I'm approaching something like that. What I'm surprised to find, at this point in my life, is the recovery of a faith—this feeling that we're part of a universe where everything is alive, and we're in constant interaction, sometimes conflictual interaction, but we're all drawing from the same well.
There's something clarifying in the idea that caring about the quality of interactions may be the whole point. It's inherently creative and benevolent. You can look at all the other so-called "stakes" and be a little nicer to yourself.
That's exactly it. I like that you mentioned the creativity, because that's where I find it. I feel like, when I do stuff for AWD, like play around with graphic design and copywriting, it's not always me, it's God. I'm just tapping into the faucet when I can.
Creatively, is there anything out there that you're jealous of?
There's a lot! I desperately wanted to be a part of the team that did Watchmen. It's brutal, it's dark, but it has a very unique perspective on race, especially in America—how the hurts and things we've buried as a country follow us. It talks about how the pain of our ancestors is passed on through the years.
I would say watch it, but it is heavy. I would not binge it. I appreciated having breaks between each episode, but I thought it was a masterpiece.
Another one that I was super jealous of, and really wanted to work on, was Russian Doll. I'm anxious about what they're going to do with the second season. I felt like the end was what I needed it to be.
It was perfect.
Apparently there are three seasons. I hope they don't ruin it. I love intricate work. It's weird because those shows are very sci-fi, which I don't consider myself to be that into.
Really? That's shocking to me. Sci-fi contains so many playful ways to think about the future, without being too close.
It is shocking, isn't it?
For a while I was into dark, depressing dramas. Around the time I was working at AMC, it was about Mad Men and Breaking Bad; I was mainlining that stuff for years. It's when I moved to L.A. that my tastes changed and I lightened up. Maybe it was a New York thing.

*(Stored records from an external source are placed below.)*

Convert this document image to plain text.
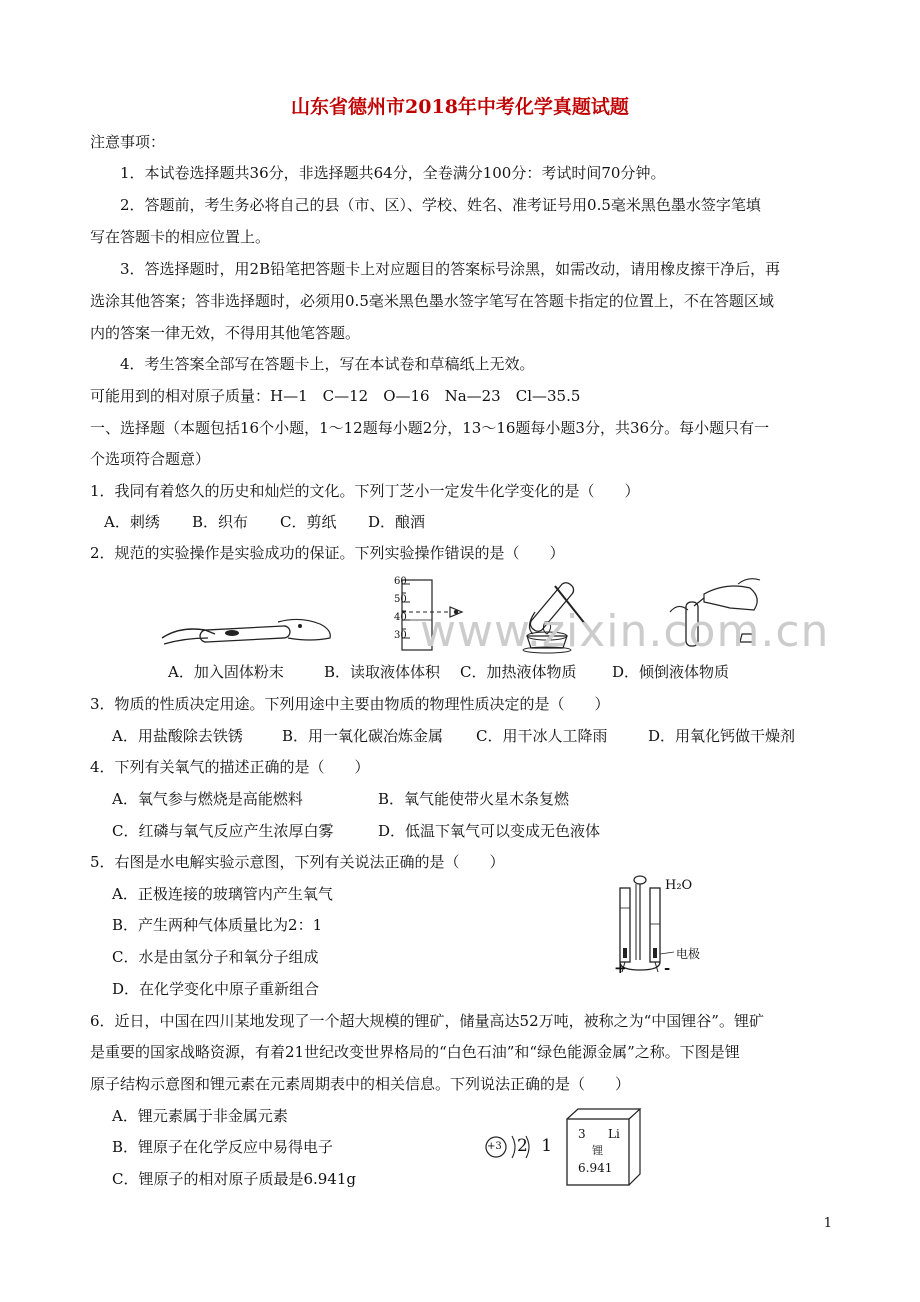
山东省德州市2018年中考化学真题试题
注意事项：
1．本试卷选择题共36分，非选择题共64分，全卷满分100分：考试时间70分钟。
2．答题前，考生务必将自己的县（市、区）、学校、姓名、准考证号用0.5毫米黑色墨水签字笔填
写在答题卡的相应位置上。
3．答选择题时，用2B铅笔把答题卡上对应题目的答案标号涂黑，如需改动，请用橡皮擦干净后，再
选涂其他答案；答非选择题时，必须用0.5毫米黑色墨水签字笔写在答题卡指定的位置上，不在答题区域
内的答案一律无效，不得用其他笔答题。
4．考生答案全部写在答题卡上，写在本试卷和草稿纸上无效。
可能用到的相对原子质量：H—1　C—12　O—16　Na—23　Cl—35.5
一、选择题（本题包括16个小题，1～12题每小题2分，13～16题每小题3分，共36分。每小题只有一
个选项符合题意）
1．我同有着悠久的历史和灿烂的文化。下列丁芝小一定发牛化学变化的是（　　）
A．刺绣 B．织布 C．剪纸 D．酿酒
2．规范的实验操作是实验成功的保证。下列实验操作错误的是（　　）
60
50
40
30
A．加入固体粉末	B．读取液体体积 C．加热液体物质 D．倾倒液体物质
3．物质的性质决定用途。下列用途中主要由物质的物理性质决定的是（　　）
A．用盐酸除去铁锈	B．用一氧化碳冶炼金属 C．用干冰人工降雨	D．用氧化钙做干燥剂
4．下列有关氧气的描述正确的是（　　）
A．氧气参与燃烧是高能燃料	B．氧气能使带火星木条复燃
C．红磷与氧气反应产生浓厚白雾	D．低温下氧气可以变成无色液体
5．右图是水电解实验示意图，下列有关说法正确的是（　　）
A．正极连接的玻璃管内产生氧气
B．产生两种气体质量比为2：1
C．水是由氢分子和氧分子组成
D．在化学变化中原子重新组合
H₂O
电极
+ -
6．近日，中国在四川某地发现了一个超大规模的锂矿，储量高达52万吨，被称之为“中国锂谷”。锂矿
是重要的国家战略资源，有着21世纪改变世界格局的“白色石油”和“绿色能源金属”之称。下图是锂
原子结构示意图和锂元素在元素周期表中的相关信息。下列说法正确的是（　　）
A．锂元素属于非金属元素
B．锂原子在化学反应中易得电子
C．锂原子的相对原子质最是6.941g
+3 2 1
3 Li
锂
6.941
www.zixin.com.cn
1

The vitamin D transformed you!
Maybe! Since L.A., I've been into lighter stuff, like The Good Place, Parks and Rec, Kim's Convenience. But also quirkier stuff, like Russian Doll, Legion on FX, Fargo. The last season wasn't my favorite, but the first two were masterpieces. I was looking forward to the season with Chris Rock, but they delayed it because of Covid. [Editor's note: The fourth season of Fargo has since come out.]
Those are the shows I wish I produced, and that I think about. That's the caliber of TV I aspire to with Sisu.

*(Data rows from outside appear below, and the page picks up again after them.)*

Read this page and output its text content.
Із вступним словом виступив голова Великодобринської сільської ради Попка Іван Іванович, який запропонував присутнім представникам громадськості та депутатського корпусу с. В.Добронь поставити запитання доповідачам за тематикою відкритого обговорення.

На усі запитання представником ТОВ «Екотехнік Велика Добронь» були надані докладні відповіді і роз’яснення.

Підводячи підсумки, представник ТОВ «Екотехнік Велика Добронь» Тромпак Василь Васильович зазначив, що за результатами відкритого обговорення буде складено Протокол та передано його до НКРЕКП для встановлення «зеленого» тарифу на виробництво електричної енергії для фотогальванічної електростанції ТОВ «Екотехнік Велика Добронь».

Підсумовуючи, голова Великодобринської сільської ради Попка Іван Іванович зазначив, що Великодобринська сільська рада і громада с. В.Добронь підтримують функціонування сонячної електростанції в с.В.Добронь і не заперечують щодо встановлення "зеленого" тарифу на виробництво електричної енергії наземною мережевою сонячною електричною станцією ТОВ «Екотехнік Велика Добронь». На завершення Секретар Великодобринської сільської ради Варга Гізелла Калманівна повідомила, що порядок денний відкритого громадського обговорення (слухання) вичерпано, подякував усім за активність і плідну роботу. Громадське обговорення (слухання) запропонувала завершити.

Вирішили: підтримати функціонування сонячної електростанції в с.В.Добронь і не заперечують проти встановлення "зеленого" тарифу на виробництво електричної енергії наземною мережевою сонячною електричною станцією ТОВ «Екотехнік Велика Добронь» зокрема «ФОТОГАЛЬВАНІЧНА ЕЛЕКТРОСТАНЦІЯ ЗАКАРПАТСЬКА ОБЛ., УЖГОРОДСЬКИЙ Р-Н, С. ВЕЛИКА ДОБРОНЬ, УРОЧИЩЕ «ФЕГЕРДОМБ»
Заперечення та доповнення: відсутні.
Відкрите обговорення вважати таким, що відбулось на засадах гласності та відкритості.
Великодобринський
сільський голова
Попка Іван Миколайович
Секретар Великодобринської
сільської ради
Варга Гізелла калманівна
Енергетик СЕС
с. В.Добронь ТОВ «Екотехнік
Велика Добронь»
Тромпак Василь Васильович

How did you conceive the name Sisu?
In naming my company Sisu, I may have been putting myself to the test. Sisu is Finnish for extreme perseverance and extreme grit. It means going above and beyond to accomplish whatever task is put before you.
I feel like that's been 2018 and 2019. Those years just felt lonely. I didn't feel I was making progress, and the community was slow to coalesce. I needed to learn those lessons, but it was painful.
I had to come to terms with things and not blame others for what was happening to me—make things right with me and my God, but also ensure I was going to survive this without becoming a terrible person. That's important. I don't want to ever be an awful person. You run into a lot. The film industry seems to attract horrible people. Entertainment in general, media in general.
Yes. Narcissistic, terrible personalities. There's a metaphor I heard once, and I try to keep it in mind. It's about the combined power of hot water with a tea bag. You can be the tea, or you can be the hot water, or you can be the cup. I want to be the thing that makes the water darker. I want to be the influence.
You want to be the tea?
I want to be the tea. I want to change whatever situations I come into for the better. I don't want to be changed by that situation. That's what I'm striving for. I may have butchered that metaphor.